Can the Treasury charge the taxes again?

Even if not having an appraiser's valuation is considered a substantive fault, the administration has the right to recharge. The "double shot" doctrine, upheld by the Supreme Court since 2012, allows the administration to correct infringing actions as long as there is no statute of limitations and the same fault that led to the annulment is not repeated.

However, if the new assessment again incurs the same defect that led to the annulment of the first one, the Supreme Court has established that a third assessment cannot be issued.

Appeal against TEAR's decision that upholds the taxpayer but orders the proceedings to be reinstated

It is common that, despite tha lack of an appraiser's valuation, the TEAR partially upholds the claim, annulling the assessment but ordering the proceedings to be reversed. In this scenario, the taxpayer can appeal the TEAR's partially upholding decision in administrative litigation.
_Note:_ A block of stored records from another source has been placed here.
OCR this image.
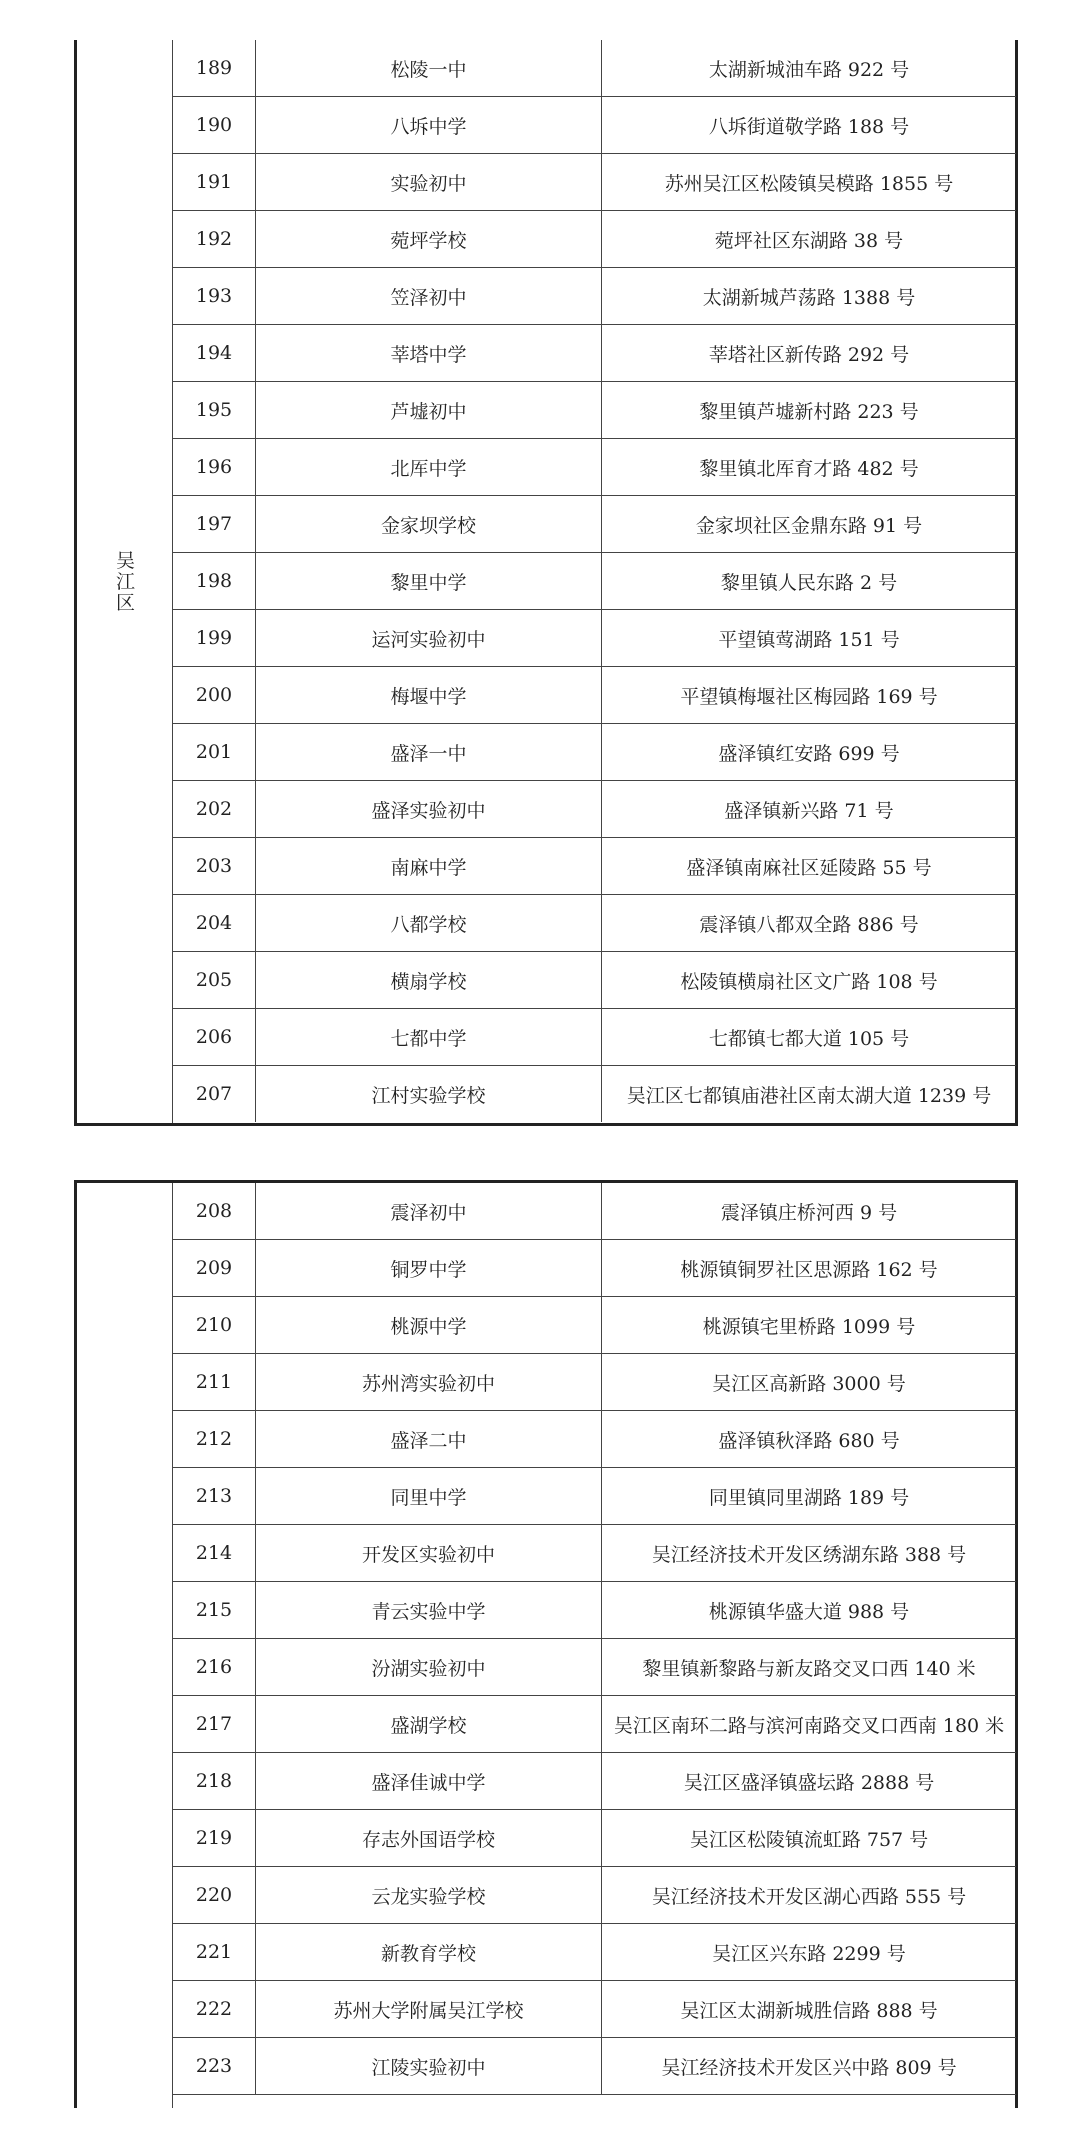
吴江区
189	松陵一中	太湖新城油车路 922 号
190	八坼中学	八坼街道敬学路 188 号
191	实验初中	苏州吴江区松陵镇吴模路 1855 号
192	菀坪学校	菀坪社区东湖路 38 号
193	笠泽初中	太湖新城芦荡路 1388 号
194	莘塔中学	莘塔社区新传路 292 号
195	芦墟初中	黎里镇芦墟新村路 223 号
196	北厍中学	黎里镇北厍育才路 482 号
197	金家坝学校	金家坝社区金鼎东路 91 号
198	黎里中学	黎里镇人民东路 2 号
199	运河实验初中	平望镇莺湖路 151 号
200	梅堰中学	平望镇梅堰社区梅园路 169 号
201	盛泽一中	盛泽镇红安路 699 号
202	盛泽实验初中	盛泽镇新兴路 71 号
203	南麻中学	盛泽镇南麻社区延陵路 55 号
204	八都学校	震泽镇八都双全路 886 号
205	横扇学校	松陵镇横扇社区文广路 108 号
206	七都中学	七都镇七都大道 105 号
207	江村实验学校	吴江区七都镇庙港社区南太湖大道 1239 号
208	震泽初中	震泽镇庄桥河西 9 号
209	铜罗中学	桃源镇铜罗社区思源路 162 号
210	桃源中学	桃源镇宅里桥路 1099 号
211	苏州湾实验初中	吴江区高新路 3000 号
212	盛泽二中	盛泽镇秋泽路 680 号
213	同里中学	同里镇同里湖路 189 号
214	开发区实验初中	吴江经济技术开发区绣湖东路 388 号
215	青云实验中学	桃源镇华盛大道 988 号
216	汾湖实验初中	黎里镇新黎路与新友路交叉口西 140 米
217	盛湖学校	吴江区南环二路与滨河南路交叉口西南 180 米
218	盛泽佳诚中学	吴江区盛泽镇盛坛路 2888 号
219	存志外国语学校	吴江区松陵镇流虹路 757 号
220	云龙实验学校	吴江经济技术开发区湖心西路 555 号
221	新教育学校	吴江区兴东路 2299 号
222	苏州大学附属吴江学校	吴江区太湖新城胜信路 888 号
223	江陵实验初中	吴江经济技术开发区兴中路 809 号
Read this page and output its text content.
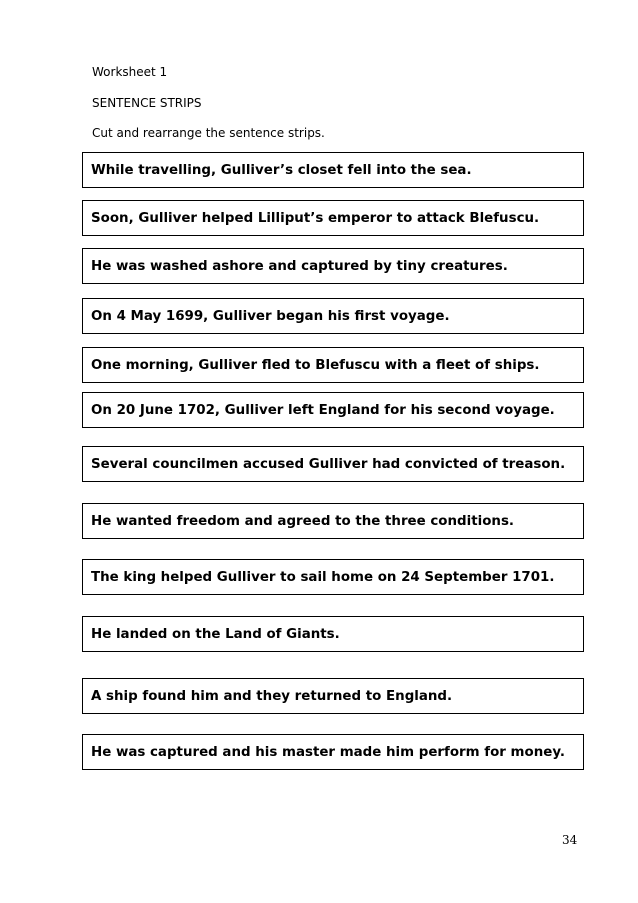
Worksheet 1

SENTENCE STRIPS

Cut and rearrange the sentence strips.

While travelling, Gulliver’s closet fell into the sea.
Soon, Gulliver helped Lilliput’s emperor to attack Blefuscu.
He was washed ashore and captured by tiny creatures.
On 4 May 1699, Gulliver began his first voyage.
One morning, Gulliver fled to Blefuscu with a fleet of ships.
On 20 June 1702, Gulliver left England for his second voyage.
Several councilmen accused Gulliver had convicted of treason.
He wanted freedom and agreed to the three conditions.
The king helped Gulliver to sail home on 24 September 1701.
He landed on the Land of Giants.
A ship found him and they returned to England.
He was captured and his master made him perform for money.

34
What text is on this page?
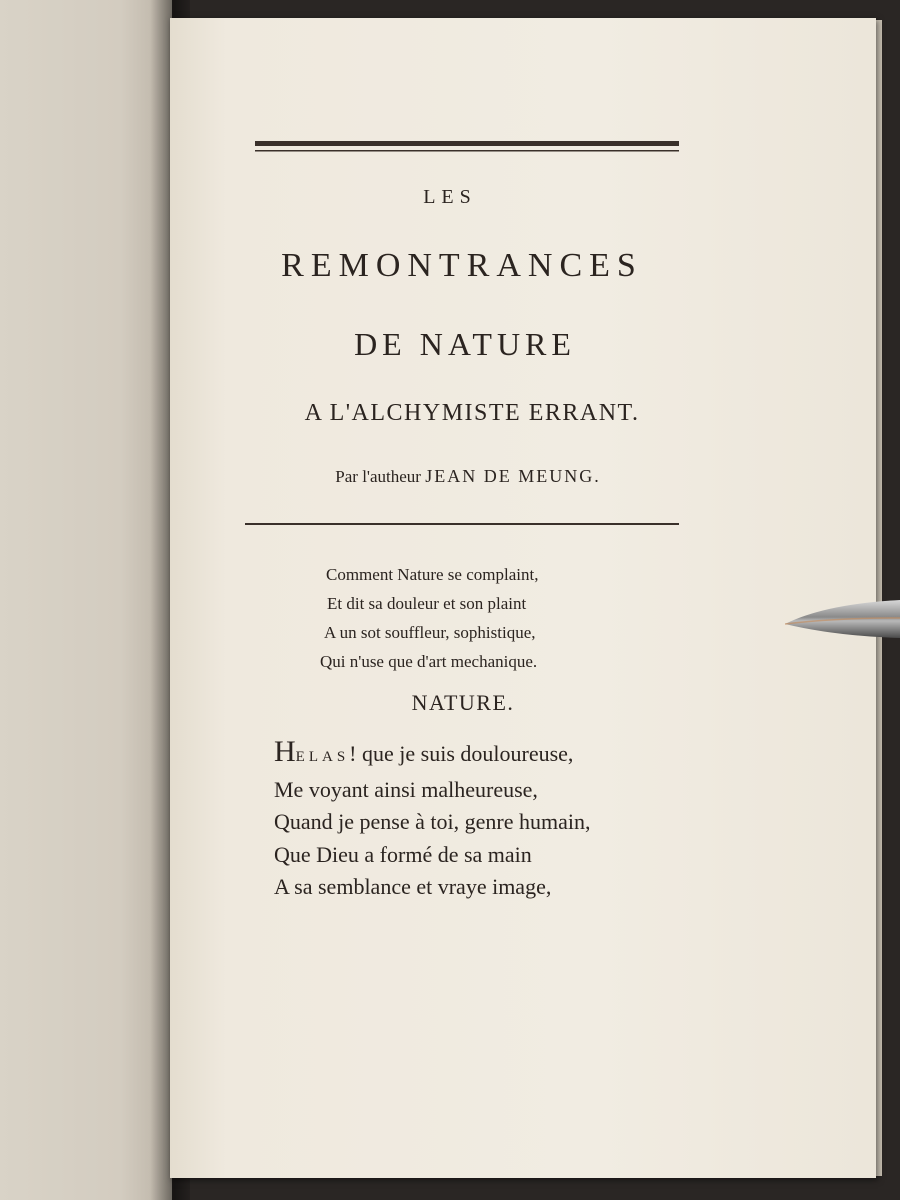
LES
REMONTRANCES
DE NATURE
A L'ALCHYMISTE ERRANT.
Par l'autheur JEAN DE MEUNG.
Comment Nature se complaint,
Et dit sa douleur et son plaint
A un sot souffleur, sophistique,
Qui n'use que d'art mechanique.
NATURE.
HELAS! que je suis douloureuse,
Me voyant ainsi malheureuse,
Quand je pense à toi, genre humain,
Que Dieu a formé de sa main
A sa semblance et vraye image,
Supreme Court case law establishes that waiting for new assessments to challenge the substantive issues rejected by the TEAR is unnecessary.

New settlements in compliance with the TEAR ruling

The managing partner of Salcedo Tax Litigation reminds us that, during the appeal process, the Administration may notify new tax assessments in compliance with the TEAR's partially upholding decision. Against these, an appeal for reconsideration or an economic-administrative claim is invalid. Instead, the appeal against enforcement regulated in Articles 241.ter of the LGT and 68 of the RVA must be used.

Conclusion

The lack of an expert's visit in value verifications poses significant challenges. Although some courts have taken a stricter stance on this issue, uncertainty persists around how the administration can deal with this situation. Expert legal advice is essential to navigate this complex scenario and protect the taxpayer's interests.